It just laid there in front of her doorstep: the simple, brown box. It wasn’t even a big brown box. Yet still, she saw the box through the window pane. She knew it would be there today. The tall, armored Amazonian had told her so. The Amazonian had come to her home the day before and warned her that after she had opened the package—after she had seen what was inside that box—her perspective on the world around her would change forever. But in which way? She did not know. She was afraid to know, after all she was only 22 and recently engaged, just having received her degree in Psychology. And on the other side of the world, the First World War had just broken out. There was much to be afraid of. Still, her youthful curiosity crept over her.
She quickly unlocked the door and retrieved the package, swiftly bringing it back into the house, checking to see that no one had seen her, then locked the door shut. She brought the package into the living room. She inhaled one quick breath and creaked opened the box, little by little. Once she saw what was inside, her eyes widened and her mouth fell open. It was beautiful but what did it mean?

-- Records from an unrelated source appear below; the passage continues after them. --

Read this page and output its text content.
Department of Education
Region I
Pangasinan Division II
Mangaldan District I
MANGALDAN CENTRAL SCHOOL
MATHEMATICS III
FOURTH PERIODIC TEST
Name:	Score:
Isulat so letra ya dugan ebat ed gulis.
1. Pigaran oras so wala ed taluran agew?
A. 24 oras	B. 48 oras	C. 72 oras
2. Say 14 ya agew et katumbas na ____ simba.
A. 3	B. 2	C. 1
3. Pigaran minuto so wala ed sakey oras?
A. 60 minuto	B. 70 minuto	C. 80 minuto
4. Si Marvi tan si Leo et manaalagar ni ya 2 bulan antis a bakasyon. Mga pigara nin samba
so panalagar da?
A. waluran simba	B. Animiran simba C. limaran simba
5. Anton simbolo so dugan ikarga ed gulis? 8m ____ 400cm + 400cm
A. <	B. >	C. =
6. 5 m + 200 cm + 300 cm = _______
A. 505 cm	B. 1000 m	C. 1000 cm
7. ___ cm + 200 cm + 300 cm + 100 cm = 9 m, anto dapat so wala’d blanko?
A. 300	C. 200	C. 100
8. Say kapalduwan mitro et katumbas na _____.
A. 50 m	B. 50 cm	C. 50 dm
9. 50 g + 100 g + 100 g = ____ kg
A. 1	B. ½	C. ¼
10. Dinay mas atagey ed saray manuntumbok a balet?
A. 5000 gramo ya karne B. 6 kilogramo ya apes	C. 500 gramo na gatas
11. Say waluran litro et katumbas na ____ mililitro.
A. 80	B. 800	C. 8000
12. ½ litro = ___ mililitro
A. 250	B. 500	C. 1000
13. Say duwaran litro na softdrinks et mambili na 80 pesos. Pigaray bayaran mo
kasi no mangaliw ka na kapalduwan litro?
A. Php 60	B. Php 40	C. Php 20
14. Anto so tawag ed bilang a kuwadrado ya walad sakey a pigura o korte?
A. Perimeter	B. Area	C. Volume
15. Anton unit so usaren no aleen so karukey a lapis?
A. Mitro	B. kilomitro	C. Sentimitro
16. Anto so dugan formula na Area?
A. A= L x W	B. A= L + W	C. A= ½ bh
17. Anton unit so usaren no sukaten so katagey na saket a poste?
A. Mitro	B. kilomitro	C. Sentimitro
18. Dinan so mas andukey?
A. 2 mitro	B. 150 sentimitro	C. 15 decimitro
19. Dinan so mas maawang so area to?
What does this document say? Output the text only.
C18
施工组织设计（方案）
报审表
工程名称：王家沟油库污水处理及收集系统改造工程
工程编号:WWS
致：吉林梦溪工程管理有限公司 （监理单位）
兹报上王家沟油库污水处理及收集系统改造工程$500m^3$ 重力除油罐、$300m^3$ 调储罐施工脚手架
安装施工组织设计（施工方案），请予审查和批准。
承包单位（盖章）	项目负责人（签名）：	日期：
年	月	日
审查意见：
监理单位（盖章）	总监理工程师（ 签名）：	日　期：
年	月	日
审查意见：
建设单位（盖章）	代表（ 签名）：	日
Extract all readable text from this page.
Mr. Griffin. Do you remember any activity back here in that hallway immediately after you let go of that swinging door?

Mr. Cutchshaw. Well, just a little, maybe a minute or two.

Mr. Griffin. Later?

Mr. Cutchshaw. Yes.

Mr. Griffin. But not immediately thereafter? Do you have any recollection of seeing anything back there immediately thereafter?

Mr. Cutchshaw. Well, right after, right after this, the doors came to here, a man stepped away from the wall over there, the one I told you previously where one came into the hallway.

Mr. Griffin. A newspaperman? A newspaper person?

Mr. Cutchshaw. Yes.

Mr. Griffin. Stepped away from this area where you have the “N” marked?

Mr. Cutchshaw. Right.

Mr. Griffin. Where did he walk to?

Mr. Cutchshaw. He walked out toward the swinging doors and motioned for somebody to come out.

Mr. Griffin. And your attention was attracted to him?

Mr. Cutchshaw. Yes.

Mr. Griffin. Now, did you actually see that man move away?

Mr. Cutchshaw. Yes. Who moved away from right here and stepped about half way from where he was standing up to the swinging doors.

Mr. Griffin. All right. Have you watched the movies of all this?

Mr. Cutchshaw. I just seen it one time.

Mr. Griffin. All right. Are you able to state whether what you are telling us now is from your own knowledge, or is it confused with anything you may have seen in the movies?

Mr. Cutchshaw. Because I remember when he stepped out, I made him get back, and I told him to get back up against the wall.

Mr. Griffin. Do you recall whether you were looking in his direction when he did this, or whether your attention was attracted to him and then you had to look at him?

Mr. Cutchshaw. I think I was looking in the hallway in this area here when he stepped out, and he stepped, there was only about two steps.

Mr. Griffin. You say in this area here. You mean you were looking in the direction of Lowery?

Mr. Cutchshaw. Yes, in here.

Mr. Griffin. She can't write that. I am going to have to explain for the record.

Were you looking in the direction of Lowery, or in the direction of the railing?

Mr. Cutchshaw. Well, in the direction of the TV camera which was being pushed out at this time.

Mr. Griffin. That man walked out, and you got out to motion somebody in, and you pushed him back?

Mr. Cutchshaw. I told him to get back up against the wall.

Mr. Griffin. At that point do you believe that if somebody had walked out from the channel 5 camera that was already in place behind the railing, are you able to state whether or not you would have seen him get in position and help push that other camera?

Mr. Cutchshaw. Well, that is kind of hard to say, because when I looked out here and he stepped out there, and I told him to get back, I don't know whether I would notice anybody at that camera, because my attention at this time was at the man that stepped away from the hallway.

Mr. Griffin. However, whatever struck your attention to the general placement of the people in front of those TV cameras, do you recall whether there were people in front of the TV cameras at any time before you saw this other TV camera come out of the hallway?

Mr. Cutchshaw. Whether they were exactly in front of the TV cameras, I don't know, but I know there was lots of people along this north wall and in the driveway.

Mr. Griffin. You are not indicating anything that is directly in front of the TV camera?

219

Several weeks passed until she got her answer. It came when she asked her father if he could help support her through law school. His answer was simple: “Absolutely not, Sadie. As long as I have money to keep you in aprons, you can stay home with your mother.” Broken-hearted, she waited until dark that same evening, making sure that everyone in the house was asleep and that she was utterly alone. She then took out the box from her closet and opened it once more. She stared intensely at the contents inside. Suddenly, the corner of her mouth began to curve pleasantly into a smile. Her eyes glistened with an unyielding fire. She uttered a single world, “No.” Her mind had been set.
That summer of 1915, she and her husband wed and while he entered Harvard Law School, she was rejected for being a woman. Instead, she enrolled at Boston University School of Law, providing for her own education the entire time through. In three years, she had earned her Bachelors of Law, LLB. In 1918, she was one of three women who graduated law school in America.
The years passed and the box remained in the attic of her new home, gathering dust over time. Yet the object inside never left her mind. One day it dawned on her to ask her husband—the man she trusted more than anyone—a peculiar question: “What is the essence of truth?” In response, he smiled wide and said, “I don’t know but I would be happy to find out if you are.”
Together they set on finding exactly that by researching how to detect deceit. They studied how blood pressure effected deception. In time, their research would develop into the systolic blood-pressure test for detecting lies. But they would never know that their research would lead to the precursor of the modern-day lie detector—the polygraph test.
After many more years, she achieved her Masters in Psychology from Radcliffe College in a time when such an achievement was unheard of. But her most crowning achievement—the one that she will be remembered for even today in our modern time—was yet to come.
She sat with her husband at the dinner table as he hunched over a dilemma. He sought to create a strong, powerful character who would be a symbol of truth and equality for his submission to a large publisher. She decided to give him a piece of advice, one that stemmed from the very revelation on that morning so many years ago when that brown box lay at her front doorstep. She said, “Why don’t you make her a woman.” Her husband looked up at her in awe. There—right there sitting in front of him—was the very symbol that represented everything he was trying to convey. In that moment, on the eve of 1941, Elizabeth “Sadie” Holloway Marston and William Moulton Marston (under the pen-name of Charles Moulton) brought into the world the character of Wonder Woman, submitting the fully-designed character to All Star Comics and DC Comics.
And yet, they would never know that their creation would become a leading icon for woman’s rights and Amazon Feminism in the 21st Century. But what Sadie knew that no one else would ever know is that Wonder Woman’s Lasso of Truth was the very same golden lasso that lay before her inside that simple brown box. It was that golden lasso that had reminded her of how she was a slave to her surroundings, whipped by the lasso of her societal norms. Yet it had given her the strength to climb up to the top tiers of academic achievement. It had inspired her to pursue research with her husband in finding truth in people. And it was the same lasso that the Amazonian Wonder Woman holds in her hand until this day, reminding the world that women—no matter where they come from—are a force to be reckoned with.